Cada qual pode fazê-lo de forma directa como trabalhador “independente”, ou de forma indirecta como trabalhador “dependente” – alienando nesta situação, durante um determinado período temporal, em troca de um salário -, o exclusivo do seu trabalho, a uma empresa, cuja hierarquia integra, a qual adquiriu o direito de o controlar laboralmente, e de lhe estabelecer metas de produção e normas de procedimento; se essa empresa não é o Estado, o trabalhador dependente -, agora na situação de “empregado”- fica ligado às contingências da empresa e do seu mercado, à sua evolução tecnológica e, em função de algumas delas, até admitir como possível, a dispensabilidade potencial da aptidão laboral que deu origem à sua integração na unidade de produção.

A escolha de uma profissão, ou em mais rigor, a escolha de um quadro de especializações profissionais polivalentes, nunca foi tão complexa como hoje. Durante mais de um século, várias gerações puderam trabalhar sob o mesmo tecto, para a mesma empresa, durante toda a sua vida. Hoje as coisas já não são assim. As pessoas, ao longo da sua vida laboral útil, vão ter que conhecer, muitas empresas, desempenhar profissões variadas, trabalharem mais e ganharem relativamente menos do que os seus pais e avós.

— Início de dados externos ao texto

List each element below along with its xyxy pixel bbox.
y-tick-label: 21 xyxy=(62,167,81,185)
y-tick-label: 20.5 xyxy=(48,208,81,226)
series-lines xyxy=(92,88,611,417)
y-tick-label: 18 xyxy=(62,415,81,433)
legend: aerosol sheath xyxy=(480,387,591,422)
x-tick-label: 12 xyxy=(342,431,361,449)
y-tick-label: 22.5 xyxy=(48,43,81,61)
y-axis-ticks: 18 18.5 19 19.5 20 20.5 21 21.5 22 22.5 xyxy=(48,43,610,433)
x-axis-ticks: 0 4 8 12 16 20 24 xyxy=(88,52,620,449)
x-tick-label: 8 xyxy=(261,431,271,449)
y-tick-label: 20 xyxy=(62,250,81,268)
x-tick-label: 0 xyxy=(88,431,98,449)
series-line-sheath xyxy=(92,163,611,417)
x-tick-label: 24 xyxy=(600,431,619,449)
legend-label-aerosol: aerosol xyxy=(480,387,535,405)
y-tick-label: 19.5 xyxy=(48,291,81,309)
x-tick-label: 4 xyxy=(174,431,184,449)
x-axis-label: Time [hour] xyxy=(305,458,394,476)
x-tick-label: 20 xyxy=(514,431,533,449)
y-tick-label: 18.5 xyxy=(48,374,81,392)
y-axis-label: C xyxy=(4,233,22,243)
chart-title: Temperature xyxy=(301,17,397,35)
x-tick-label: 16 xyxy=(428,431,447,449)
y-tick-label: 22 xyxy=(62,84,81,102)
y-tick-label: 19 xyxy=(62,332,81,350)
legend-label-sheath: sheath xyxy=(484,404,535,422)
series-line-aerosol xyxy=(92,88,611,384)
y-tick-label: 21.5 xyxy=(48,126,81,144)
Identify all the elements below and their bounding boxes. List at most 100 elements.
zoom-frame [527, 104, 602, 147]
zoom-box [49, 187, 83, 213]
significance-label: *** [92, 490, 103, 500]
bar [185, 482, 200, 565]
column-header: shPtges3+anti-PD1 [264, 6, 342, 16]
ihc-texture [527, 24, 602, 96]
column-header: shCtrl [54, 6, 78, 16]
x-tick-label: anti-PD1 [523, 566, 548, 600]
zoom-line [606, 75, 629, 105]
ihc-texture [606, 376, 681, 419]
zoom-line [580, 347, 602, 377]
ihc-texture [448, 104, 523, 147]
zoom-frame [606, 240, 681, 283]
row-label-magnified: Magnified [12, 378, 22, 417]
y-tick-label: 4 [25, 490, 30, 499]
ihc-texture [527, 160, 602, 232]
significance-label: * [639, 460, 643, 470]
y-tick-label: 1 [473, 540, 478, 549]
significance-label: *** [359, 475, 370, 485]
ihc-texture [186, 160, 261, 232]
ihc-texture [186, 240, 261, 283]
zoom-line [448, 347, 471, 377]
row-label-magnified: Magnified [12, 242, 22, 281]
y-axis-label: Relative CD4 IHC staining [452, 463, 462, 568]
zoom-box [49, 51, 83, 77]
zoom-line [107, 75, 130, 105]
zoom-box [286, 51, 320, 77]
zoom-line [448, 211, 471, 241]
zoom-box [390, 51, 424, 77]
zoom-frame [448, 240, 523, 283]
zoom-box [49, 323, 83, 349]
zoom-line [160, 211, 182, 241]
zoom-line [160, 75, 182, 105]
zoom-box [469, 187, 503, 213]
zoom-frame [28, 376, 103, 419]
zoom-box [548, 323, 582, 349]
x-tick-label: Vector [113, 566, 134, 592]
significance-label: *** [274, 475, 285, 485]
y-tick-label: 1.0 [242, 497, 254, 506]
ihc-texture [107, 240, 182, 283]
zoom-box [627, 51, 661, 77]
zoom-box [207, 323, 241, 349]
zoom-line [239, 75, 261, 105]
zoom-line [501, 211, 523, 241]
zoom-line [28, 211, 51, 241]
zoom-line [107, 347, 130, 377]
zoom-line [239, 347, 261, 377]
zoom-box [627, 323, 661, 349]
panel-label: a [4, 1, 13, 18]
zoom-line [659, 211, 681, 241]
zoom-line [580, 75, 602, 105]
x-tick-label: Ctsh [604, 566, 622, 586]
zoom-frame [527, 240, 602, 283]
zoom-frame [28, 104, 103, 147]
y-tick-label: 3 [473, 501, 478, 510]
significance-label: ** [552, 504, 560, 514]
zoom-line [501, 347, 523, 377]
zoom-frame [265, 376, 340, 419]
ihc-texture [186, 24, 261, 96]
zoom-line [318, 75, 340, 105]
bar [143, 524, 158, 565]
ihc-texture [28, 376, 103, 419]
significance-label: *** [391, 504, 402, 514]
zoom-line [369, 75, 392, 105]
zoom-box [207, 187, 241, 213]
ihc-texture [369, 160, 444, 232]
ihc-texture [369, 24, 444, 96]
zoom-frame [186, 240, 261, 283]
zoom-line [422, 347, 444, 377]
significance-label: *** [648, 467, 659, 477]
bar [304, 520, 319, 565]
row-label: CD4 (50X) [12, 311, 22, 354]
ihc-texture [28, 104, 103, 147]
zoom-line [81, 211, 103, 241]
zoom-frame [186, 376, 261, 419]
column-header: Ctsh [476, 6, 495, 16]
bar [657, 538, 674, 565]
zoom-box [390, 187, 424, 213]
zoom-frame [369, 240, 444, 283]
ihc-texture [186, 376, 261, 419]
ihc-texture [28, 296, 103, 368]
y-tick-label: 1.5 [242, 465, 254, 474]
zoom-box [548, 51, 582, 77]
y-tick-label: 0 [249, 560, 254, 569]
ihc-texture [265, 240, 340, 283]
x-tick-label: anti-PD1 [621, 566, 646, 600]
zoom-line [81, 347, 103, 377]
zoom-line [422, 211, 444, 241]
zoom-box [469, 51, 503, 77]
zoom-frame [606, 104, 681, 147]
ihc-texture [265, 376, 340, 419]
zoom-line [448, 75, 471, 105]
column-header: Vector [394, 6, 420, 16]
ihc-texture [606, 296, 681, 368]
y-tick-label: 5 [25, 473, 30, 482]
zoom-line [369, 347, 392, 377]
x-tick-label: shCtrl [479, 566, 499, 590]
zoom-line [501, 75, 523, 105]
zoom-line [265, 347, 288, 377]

Portanto a reclamação sindical de um “emprego estável”, “com direitos” para todos (o que pressupõe a proibição da sua extinção unilateral), onde seja vedada por lei a rotatividade laboral, só é exequível internamente, isto é quando os sindicalistas, olham para o seu umbigo e o seu próprio emprego, e esquecem que já nada os liga ao mundo laboral que um dia abandonaram para seguir a carreira de sindicalistas profissionais. Quanto aos outros trabalhadores, mesmo os que pagam quotas aos sindicatos, ainda vão ter que aguardar muito por esse idílico mundo de trabalho. Até que Godot venha, num amanhã improvável!